2. You will not do the work you signed up for
The work that is actually done on the ground will undoubtedly be vastly different to the neat little position description you read all those months ago. Perhaps you will do the job you expected along with many, many more unforeseeable challenges and responsibilities piled on top. Or maybe you will find that the job you were initially assigned for is completely redundant, unachievable or unwanted. Usually you will find that order, logic and structure must be cast aside if you want to make a genuine difference to a real need.
3. You will be lonely
Loneliness, for some unknown reason, is a little like a contagious disease – no one talks about it and no one wants to admit when they have it. But it is almost inevitable when you walk away from everyone that you love and are loved by and into a place where nobody knows your name. You cannot rely on family and friends like you did before, to offer hugs, advice, ice cream, or whatever it was that once gave you comfort and contentment. Although you will make new friends, you cannot instantly re-create the deep, trusting relationships you have with people back home. But you will learn to sit with the loneliness, to realise you don’t have to run from it, hide from it or suppress it.
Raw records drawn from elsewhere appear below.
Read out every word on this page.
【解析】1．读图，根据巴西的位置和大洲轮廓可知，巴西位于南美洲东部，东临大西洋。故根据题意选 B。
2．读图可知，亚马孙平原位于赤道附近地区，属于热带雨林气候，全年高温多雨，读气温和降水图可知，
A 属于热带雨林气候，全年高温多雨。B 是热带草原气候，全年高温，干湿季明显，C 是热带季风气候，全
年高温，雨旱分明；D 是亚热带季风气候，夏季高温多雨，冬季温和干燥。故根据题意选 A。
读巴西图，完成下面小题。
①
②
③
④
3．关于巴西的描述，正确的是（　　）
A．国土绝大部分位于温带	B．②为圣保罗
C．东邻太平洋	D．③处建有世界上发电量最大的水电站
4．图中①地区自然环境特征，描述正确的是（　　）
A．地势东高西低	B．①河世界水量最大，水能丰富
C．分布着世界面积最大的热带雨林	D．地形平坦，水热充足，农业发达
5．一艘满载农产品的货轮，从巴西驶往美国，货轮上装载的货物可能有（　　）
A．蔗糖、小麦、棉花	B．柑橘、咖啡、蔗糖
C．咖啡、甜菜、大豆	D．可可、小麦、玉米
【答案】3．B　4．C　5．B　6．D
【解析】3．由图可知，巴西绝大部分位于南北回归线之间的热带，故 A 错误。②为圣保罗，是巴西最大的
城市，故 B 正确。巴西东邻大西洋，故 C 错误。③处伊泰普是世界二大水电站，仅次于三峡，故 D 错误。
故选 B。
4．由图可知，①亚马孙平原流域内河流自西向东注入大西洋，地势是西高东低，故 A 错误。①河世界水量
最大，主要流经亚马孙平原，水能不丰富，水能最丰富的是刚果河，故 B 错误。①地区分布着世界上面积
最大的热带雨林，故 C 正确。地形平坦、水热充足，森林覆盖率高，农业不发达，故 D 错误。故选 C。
And there is immense power in that realisation.
4. You will experience first-world guilt
Even though you are volunteering, earning little to no money and living in the same basic conditions as the locals, you will be perceived by most as an incredibly wealthy person. And comparatively, you are. You will most likely be disturbed by some of the day-to-day sights, sounds, smells of poverty. You will also find yourself lost in a murky moral grey area, constantly faced with dilemmas about obligations, expectations, privileges and generosity. There are no easy answers to any of it, but one thing you will know for sure is how lucky you are to have been born in a part of the world with opportunities and resources and safety and clean drinkable water straight out of the tap. And the dark sense of guilt is necessary in order to feel the lightness of overwhelming gratitude that follows it.